4. Scaling the ads and discovering potential markets.
The adapted channel-specific communication and the continuous analysis gave our team enough insights to understand which audience brought the most value to Chatterbug. In other words, we found out which user’s type has good engagement and retention, and at the same time has cheaper CPI.
Once we detected that one audience performed better than another, we ran A/B tests with the same type of audience in different channels and countries where our ASO rankings were good enough. The possibilities of scaling the organic installs in those countries were higher because we could align with the ASO side to select the exact keywords that had more potential. Reallocating the budget to the best channels and testing different campaign setups in those channels allowed us to scale our campaigns drastically in a very short period of time.
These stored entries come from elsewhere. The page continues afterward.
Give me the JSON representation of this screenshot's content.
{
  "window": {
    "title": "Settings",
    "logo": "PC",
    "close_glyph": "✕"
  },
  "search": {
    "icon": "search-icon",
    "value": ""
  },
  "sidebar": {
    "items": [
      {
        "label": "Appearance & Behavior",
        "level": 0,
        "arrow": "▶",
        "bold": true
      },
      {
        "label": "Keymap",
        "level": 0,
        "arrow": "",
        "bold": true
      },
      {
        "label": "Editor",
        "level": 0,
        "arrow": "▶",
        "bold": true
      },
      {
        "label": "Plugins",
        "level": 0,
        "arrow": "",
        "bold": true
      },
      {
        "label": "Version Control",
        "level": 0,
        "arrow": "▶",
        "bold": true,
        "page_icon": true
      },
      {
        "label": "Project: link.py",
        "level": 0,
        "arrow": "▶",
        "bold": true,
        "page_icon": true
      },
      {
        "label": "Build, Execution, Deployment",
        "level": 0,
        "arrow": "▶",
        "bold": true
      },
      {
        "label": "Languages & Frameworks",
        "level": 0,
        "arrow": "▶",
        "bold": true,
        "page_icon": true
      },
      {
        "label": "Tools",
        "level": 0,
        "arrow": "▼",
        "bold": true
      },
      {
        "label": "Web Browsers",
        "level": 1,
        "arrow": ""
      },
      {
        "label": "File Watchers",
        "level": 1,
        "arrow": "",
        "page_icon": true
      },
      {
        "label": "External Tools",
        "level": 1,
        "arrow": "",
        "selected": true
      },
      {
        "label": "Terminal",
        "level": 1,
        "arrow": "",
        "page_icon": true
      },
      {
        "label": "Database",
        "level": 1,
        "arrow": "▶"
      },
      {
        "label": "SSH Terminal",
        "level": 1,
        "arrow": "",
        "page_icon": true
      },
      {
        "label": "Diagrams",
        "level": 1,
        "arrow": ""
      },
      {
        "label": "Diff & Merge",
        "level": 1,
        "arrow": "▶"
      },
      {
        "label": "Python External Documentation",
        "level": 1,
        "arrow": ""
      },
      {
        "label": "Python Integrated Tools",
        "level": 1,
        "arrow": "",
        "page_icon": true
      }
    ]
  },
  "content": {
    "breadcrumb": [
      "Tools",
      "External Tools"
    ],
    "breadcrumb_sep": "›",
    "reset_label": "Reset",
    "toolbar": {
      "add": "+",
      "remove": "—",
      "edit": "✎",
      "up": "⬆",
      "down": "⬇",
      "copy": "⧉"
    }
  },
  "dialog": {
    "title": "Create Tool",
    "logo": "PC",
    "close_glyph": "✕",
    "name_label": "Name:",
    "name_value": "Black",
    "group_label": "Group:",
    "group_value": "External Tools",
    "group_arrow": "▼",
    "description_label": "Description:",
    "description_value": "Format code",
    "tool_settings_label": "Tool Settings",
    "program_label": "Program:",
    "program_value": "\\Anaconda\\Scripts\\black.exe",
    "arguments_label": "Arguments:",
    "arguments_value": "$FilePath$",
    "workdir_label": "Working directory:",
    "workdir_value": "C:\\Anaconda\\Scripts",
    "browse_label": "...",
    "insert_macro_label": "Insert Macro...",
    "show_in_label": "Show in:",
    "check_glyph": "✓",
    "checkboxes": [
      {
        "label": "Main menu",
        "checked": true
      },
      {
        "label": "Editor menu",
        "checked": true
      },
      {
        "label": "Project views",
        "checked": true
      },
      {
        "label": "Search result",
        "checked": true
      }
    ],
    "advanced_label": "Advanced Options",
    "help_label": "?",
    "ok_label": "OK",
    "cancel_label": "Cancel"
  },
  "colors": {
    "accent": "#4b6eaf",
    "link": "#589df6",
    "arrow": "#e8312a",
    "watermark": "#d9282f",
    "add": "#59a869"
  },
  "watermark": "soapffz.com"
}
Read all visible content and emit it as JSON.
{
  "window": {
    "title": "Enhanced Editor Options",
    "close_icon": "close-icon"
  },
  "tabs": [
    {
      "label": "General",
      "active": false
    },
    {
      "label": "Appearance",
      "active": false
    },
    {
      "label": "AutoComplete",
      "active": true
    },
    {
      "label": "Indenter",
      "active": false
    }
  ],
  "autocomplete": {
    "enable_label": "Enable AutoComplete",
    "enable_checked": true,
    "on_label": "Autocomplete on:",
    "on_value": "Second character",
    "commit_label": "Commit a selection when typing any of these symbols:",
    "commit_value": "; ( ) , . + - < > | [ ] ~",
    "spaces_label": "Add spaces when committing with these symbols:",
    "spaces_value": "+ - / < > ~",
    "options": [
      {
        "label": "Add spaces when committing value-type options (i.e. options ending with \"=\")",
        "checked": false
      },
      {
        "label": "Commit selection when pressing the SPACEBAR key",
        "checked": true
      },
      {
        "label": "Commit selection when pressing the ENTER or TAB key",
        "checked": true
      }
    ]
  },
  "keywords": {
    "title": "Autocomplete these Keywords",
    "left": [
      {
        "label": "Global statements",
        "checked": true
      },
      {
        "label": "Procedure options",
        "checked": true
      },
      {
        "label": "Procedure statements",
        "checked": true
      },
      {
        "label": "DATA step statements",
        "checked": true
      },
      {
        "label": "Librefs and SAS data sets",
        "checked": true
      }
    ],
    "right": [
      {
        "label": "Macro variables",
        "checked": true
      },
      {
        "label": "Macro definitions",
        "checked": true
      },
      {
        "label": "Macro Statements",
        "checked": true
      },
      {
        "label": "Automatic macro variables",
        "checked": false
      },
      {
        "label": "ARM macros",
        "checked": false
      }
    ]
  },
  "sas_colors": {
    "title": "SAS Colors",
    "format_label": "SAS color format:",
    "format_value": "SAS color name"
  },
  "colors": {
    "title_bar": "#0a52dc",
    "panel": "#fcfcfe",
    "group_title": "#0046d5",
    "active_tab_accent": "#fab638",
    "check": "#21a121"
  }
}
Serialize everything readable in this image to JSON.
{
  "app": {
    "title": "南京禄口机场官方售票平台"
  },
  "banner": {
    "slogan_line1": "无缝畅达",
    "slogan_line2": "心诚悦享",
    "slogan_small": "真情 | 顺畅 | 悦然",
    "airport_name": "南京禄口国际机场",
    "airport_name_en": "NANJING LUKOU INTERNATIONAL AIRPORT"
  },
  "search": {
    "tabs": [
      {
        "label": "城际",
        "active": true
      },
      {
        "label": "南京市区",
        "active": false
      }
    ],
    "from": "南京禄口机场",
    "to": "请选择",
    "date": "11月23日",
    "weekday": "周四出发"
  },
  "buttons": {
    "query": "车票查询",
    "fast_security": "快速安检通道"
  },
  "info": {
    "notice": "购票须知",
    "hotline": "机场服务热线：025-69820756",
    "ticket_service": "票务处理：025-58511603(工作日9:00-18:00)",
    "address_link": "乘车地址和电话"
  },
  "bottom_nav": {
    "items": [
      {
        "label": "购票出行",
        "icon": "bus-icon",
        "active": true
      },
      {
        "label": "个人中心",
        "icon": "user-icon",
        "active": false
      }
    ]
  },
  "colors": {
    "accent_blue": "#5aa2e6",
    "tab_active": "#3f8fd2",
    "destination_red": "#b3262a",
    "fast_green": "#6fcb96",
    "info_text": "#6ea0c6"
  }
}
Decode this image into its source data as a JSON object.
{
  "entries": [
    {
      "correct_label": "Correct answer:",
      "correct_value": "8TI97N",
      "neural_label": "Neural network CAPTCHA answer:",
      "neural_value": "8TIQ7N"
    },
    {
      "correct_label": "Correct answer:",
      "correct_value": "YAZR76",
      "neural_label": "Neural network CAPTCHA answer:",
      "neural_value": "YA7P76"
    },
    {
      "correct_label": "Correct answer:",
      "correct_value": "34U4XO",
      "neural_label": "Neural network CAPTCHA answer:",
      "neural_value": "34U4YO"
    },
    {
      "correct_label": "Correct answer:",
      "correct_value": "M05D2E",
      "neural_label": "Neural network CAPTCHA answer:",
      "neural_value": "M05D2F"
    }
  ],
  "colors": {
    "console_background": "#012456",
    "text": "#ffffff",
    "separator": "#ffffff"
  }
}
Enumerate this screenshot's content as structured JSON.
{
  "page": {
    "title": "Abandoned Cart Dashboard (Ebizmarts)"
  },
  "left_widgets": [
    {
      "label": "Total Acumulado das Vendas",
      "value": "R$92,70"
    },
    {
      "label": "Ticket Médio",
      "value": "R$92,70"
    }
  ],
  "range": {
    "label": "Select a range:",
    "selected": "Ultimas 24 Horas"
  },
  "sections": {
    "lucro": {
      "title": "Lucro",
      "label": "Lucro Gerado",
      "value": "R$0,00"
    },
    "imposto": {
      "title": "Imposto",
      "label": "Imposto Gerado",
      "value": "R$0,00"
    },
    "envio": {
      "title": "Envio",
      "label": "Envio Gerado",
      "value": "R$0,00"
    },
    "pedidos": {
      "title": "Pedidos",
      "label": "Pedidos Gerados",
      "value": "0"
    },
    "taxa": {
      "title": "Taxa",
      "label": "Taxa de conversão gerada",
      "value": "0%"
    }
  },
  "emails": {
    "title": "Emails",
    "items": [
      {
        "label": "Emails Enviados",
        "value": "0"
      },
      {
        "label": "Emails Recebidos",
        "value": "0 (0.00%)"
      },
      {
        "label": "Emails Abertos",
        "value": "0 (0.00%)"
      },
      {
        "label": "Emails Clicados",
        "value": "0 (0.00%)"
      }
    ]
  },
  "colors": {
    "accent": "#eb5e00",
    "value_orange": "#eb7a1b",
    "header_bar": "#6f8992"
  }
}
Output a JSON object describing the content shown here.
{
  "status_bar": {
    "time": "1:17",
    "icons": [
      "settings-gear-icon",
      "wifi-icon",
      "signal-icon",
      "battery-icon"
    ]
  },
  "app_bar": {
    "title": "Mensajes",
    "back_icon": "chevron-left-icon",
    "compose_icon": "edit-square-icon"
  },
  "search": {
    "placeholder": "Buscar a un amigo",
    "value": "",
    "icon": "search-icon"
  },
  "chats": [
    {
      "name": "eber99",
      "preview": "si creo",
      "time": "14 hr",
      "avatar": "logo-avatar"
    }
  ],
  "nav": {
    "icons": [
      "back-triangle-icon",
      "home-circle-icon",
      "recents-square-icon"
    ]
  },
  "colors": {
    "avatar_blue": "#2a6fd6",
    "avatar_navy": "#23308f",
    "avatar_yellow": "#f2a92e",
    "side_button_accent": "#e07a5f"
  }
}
At the same time, we build a strict and automatic system to pause or reduce all the campaigns, audiences or creatives that were wasting our limited resources. When your goal is to enter the top 10 in a highly competitive category in less than 1 year, every single euro should be invested in the most intelligent way. Moreover, in this case, your growth strategy should include the control of bad-performing campaigns.
This customized strategy immediately brought impact, getting more than 100.000 signups per month and a decrease in the CPA by over 20% during the 1st month. It is something that we could repeat until reaching a total decrease of -50% compared to the previous period. App Radar’s campaign performances allowed Chatterbug to start investing a higher monthly budget to scale the numbers as the KPIs and monthly goals were consistently achieved.
The successful results in the campaigns also helped to drastically increase Chatterbug’s organic rankings, getting more than 650 ranked keywords with high search traffic and more than 3700 ranked keywords in total.